Muzeum "Tatra" w Koprivnicach oraz tematy poboczne.....zamek w Hradcu nad Moravici, Wiadukt Jezernicky, zamek Helfsztyn, Jaskinia Sipka
Manewry były nieco szarpane z powodu zmiennej pogody(powrót był bardzo mokry), ale i tak trochę pokręciliśmy się po czeskich rewirach, zobaczyliśmy kilka fajnych miejscówek i nawinęliśmy skromne 380km na kółeczka Barbary.
Facebook: https://www.facebook.com/permalink.php?story_fbid=2873469166254116&id=1950705531863822

Google: https://photos.app.goo.gl/CHiDZvm5FoZyQuiD9

spacer.png

 

Odnośnik do komentarza
Udostępnij na innych stronach

Sobota.
Nie zawsze świeci słońce....
Pierdzący harley, zmarnowane 19zł?, oraz rajza do punktu wybranego na oślep w nawigacji.....
W sobotę w Walcowni Katowice miało miejsce uruchamianie starych motocykli Harley Davidson.
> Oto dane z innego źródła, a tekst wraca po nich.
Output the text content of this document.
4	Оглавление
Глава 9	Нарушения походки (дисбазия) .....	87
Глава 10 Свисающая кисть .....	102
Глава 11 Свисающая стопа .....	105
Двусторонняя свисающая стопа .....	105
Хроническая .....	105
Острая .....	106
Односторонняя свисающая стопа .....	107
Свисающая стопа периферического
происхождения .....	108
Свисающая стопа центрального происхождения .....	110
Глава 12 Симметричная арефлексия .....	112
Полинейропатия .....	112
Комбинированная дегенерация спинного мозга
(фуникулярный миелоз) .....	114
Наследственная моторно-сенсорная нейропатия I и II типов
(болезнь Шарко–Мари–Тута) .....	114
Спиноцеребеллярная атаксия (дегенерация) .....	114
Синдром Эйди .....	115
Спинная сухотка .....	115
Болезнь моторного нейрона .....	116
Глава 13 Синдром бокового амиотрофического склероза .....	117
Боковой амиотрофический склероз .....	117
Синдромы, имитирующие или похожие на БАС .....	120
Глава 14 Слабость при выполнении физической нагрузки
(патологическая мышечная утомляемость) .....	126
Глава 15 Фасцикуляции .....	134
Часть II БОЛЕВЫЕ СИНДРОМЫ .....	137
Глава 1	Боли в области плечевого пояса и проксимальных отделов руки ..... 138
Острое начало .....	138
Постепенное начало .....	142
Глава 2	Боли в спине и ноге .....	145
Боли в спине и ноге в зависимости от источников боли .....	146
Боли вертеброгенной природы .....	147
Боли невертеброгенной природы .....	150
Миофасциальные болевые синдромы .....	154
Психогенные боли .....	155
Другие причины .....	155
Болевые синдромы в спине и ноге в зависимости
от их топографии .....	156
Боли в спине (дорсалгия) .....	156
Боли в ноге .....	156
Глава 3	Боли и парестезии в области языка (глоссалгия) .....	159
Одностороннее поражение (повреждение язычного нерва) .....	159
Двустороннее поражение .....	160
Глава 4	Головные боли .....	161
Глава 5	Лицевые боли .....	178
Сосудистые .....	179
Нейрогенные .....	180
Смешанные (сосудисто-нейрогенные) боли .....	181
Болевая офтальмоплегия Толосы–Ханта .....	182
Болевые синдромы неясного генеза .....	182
Miała być też prezentacja Pani Eli i Pana Grzegorza z "Screw It. Let's Ride", czyli harleyem przez trzy Ameryki. 
Nie ukrywam, że nie był to mój dzień, ale chyba oczekiwałem też czegoś więcej po tym wydarzeniu. Nie była to impreza, która zagrała na moich emocjach, za mała dynamika?
Zanim leciwy haraś ożył, opowiedziana została krótka historia marki, od roweru do motocykla, instrukcja obsługi tego dinozaura, w końcu kilka kopnięć, szkapa lekko się zalała i zapachniało fiaskiem. Jeszcze raz seria kopnięć i legenda jednak zagadała, ku uciesze gawiedzi. Leciwa maszyneria puściła kłębek dymu, powarczała, dwie przegazówki i to na tyle....
Za 20 minut następny pokaz tego typu.

Czuję że marnuję tutaj czas. Kręcę się po walcowni z biletem w ręku, ale znam już to miejsce, byłem tutaj całkiem niedawno.
Do części podróżniczej pewnie jeszcze trochę, a na zewnątrz piękna pogoda.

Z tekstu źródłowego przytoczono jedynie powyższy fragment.